Previous questions established, for example, that a continuous bijection $f:(0,1)\to [0,1]$ does not exist, but the proof relied on continuity. Clearly, with continuity similar proofs can be invoked to show there is no bijection $f:(-\infty,\infty)\to[0,1]$.

Similarly, one can show there is no order-preserving bijection: Suppose there were, then there is an $x\in(-\infty,\infty)$ such that $f(x)=1$. But there exists some $y\in(-\infty,\infty)$ such that $y>x$, and for a bijection this requires $f(y)>f(x)=1$, which is a contradiction.

But what if the bijection need not be continuous? Is there a bijection, or can you prove there isn't?

Answer 1

Without continuity there is a bijection.

Let $x_1=\frac{1}{2}, x_2=\frac{1}{3},.., x_n=\frac{1}{n+1},...$. Define $f(x_1)=1, f(x_2)=0, f(x_3)=x_1,..., f(x_n)=x_{n-2},..$ and $f(x)=x$ for all $x$ not in the sequence.

Then $f$ is a bijection from $(0,1)$ to $[0,1]$.

Now use the fact that $\frac{1}{2}+\frac{1}{\pi}\arctan(x)$ is a bijection from $(-\infty, \infty)$ to $(0,1)$.

Answer 2

If you don't demand continuity then compactness is irrelevant.

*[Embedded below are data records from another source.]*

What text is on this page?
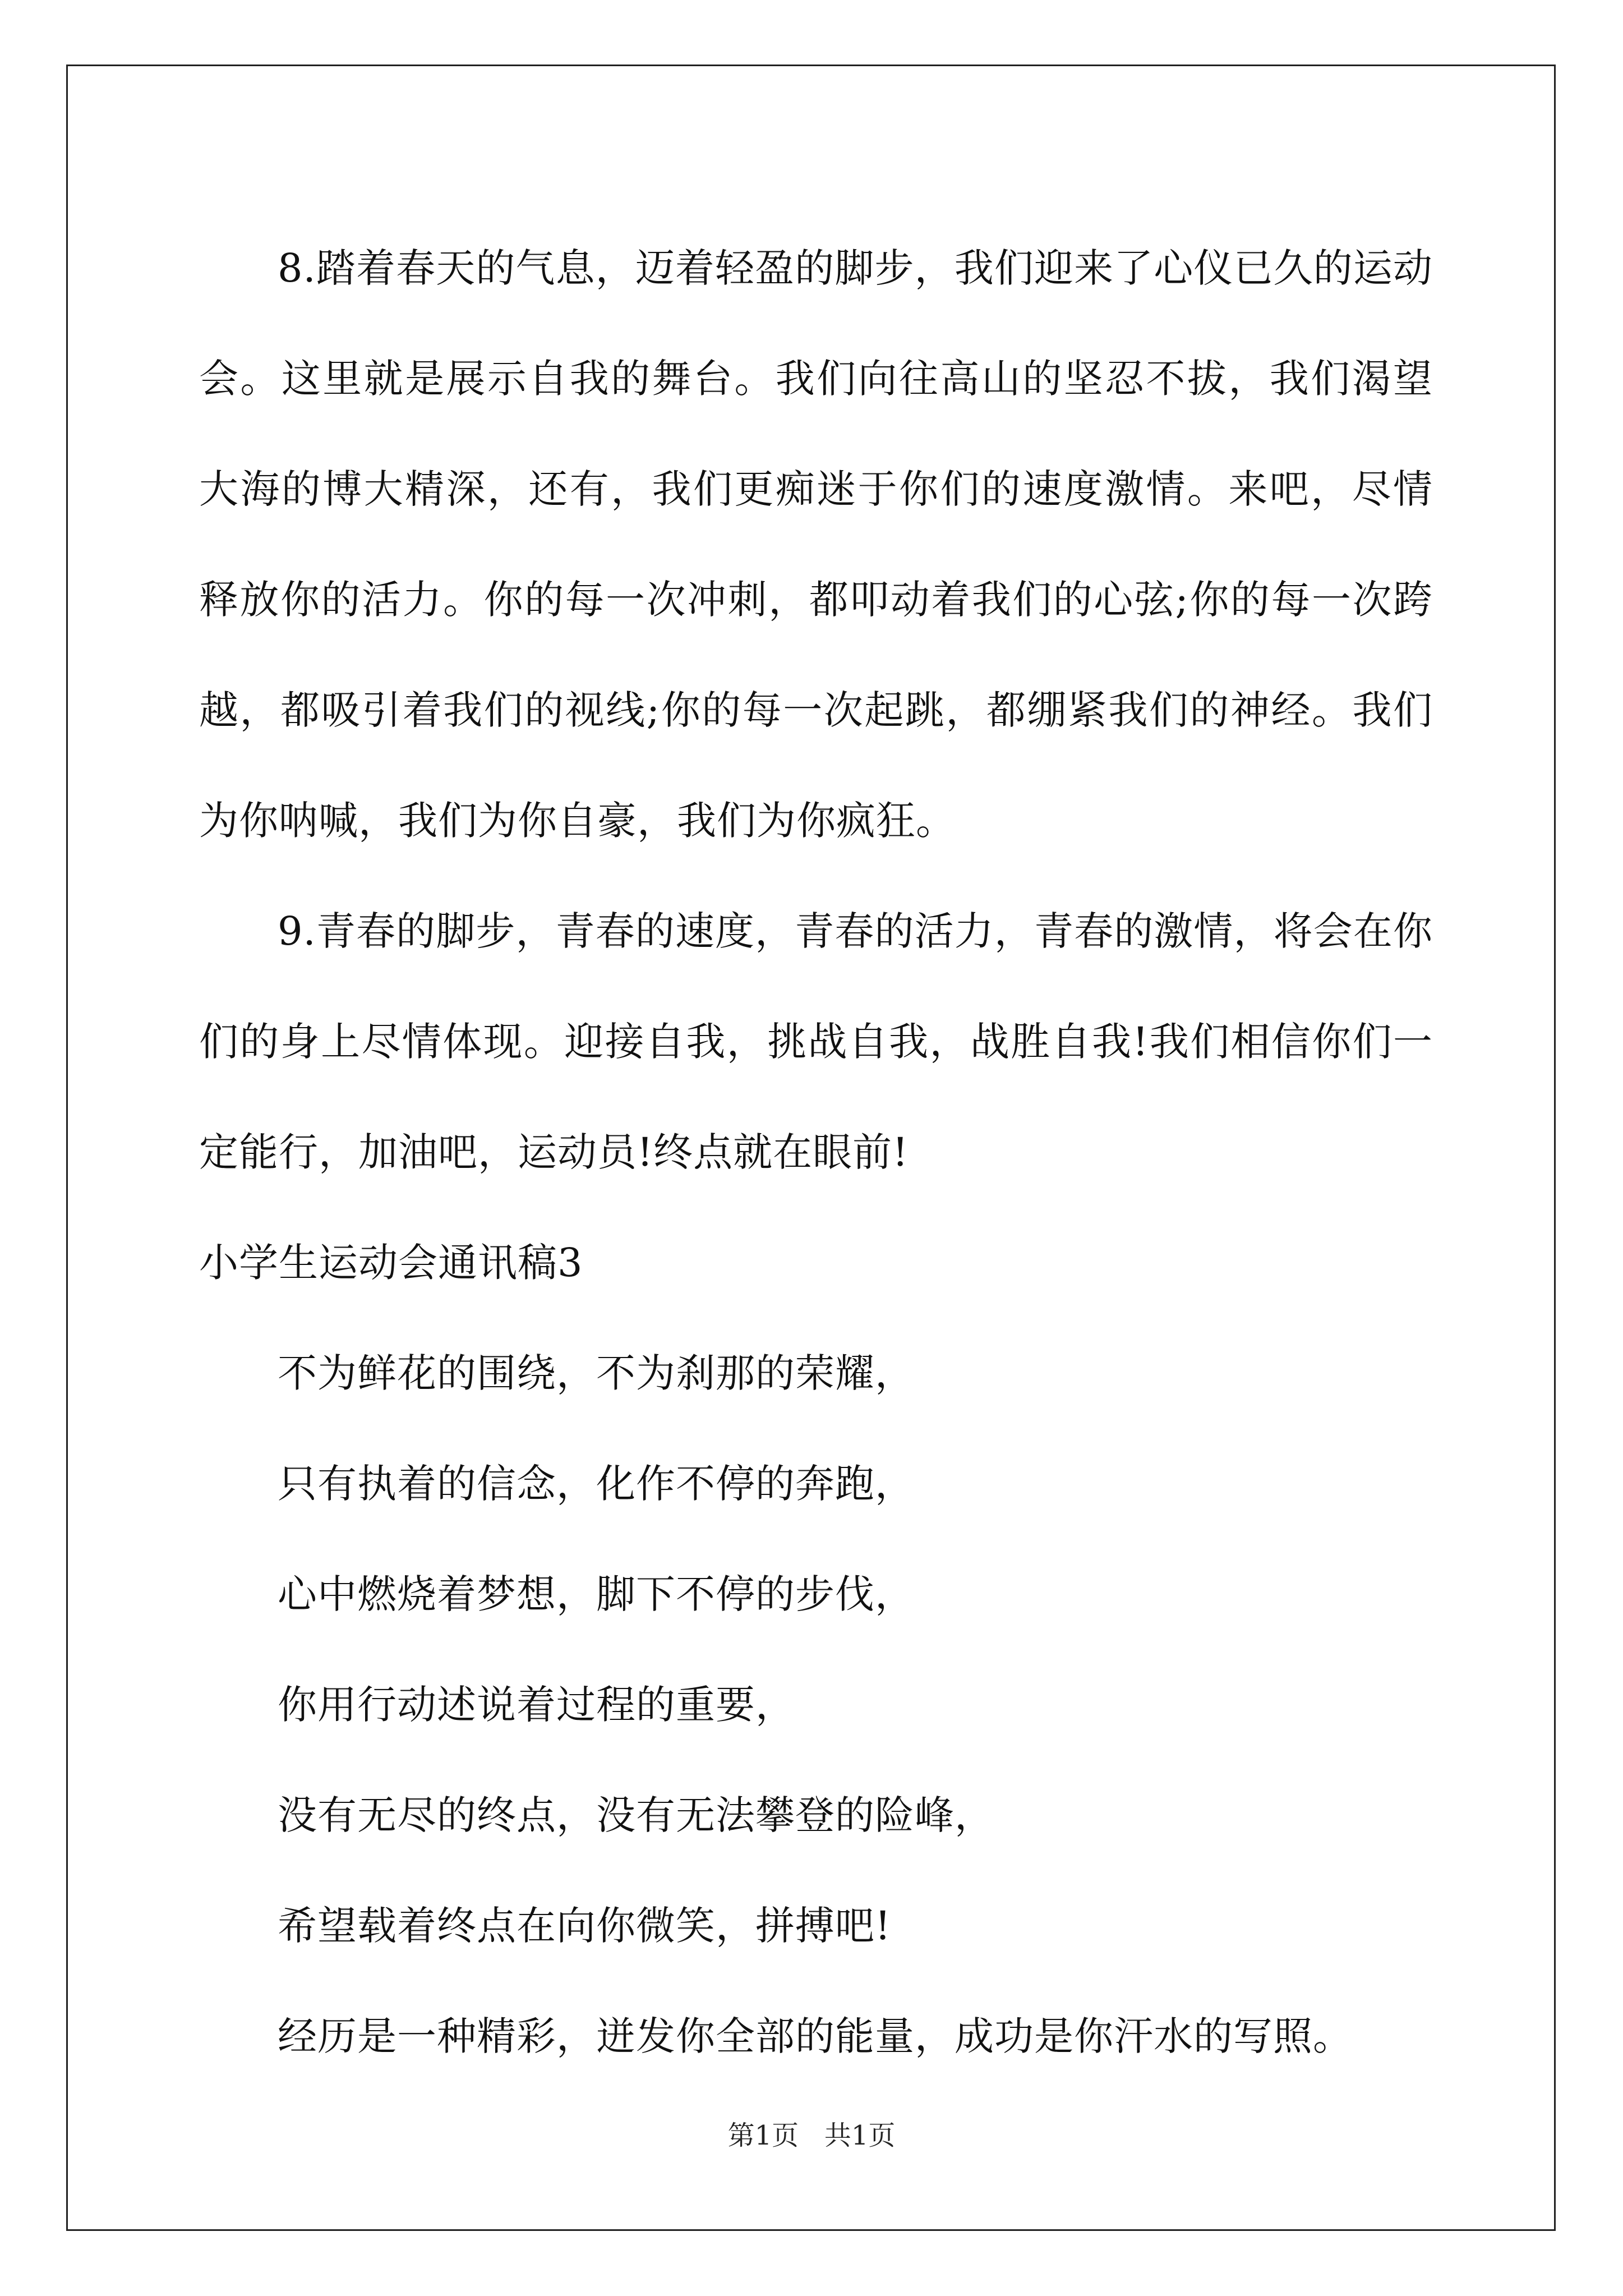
8.踏着春天的气息，迈着轻盈的脚步，我们迎来了心仪已久的运动会。这里就是展示自我的舞台。我们向往高山的坚忍不拔，我们渴望大海的博大精深，还有，我们更痴迷于你们的速度激情。来吧，尽情释放你的活力。你的每一次冲刺，都叩动着我们的心弦;你的每一次跨越，都吸引着我们的视线;你的每一次起跳，都绷紧我们的神经。我们为你呐喊，我们为你自豪，我们为你疯狂。

9.青春的脚步，青春的速度，青春的活力，青春的激情，将会在你们的身上尽情体现。迎接自我，挑战自我，战胜自我!我们相信你们一定能行，加油吧，运动员!终点就在眼前!

小学生运动会通讯稿3

不为鲜花的围绕，不为刹那的荣耀，

只有执着的信念，化作不停的奔跑，

心中燃烧着梦想，脚下不停的步伐，

你用行动述说着过程的重要，

没有无尽的终点，没有无法攀登的险峰，

希望载着终点在向你微笑，拼搏吧!

经历是一种精彩，迸发你全部的能量，成功是你汗水的写照。

第1页   共1页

The question becomes a set-theoretic one and therefore the analytical/topological properties of the sets in question are irrelevant. In particular, there is a bijection between the two sets you mention, as can be shown using standard techniques of elementary set theory.

Answer 3

Hint: Try the Schroeder-Bernstein theorem.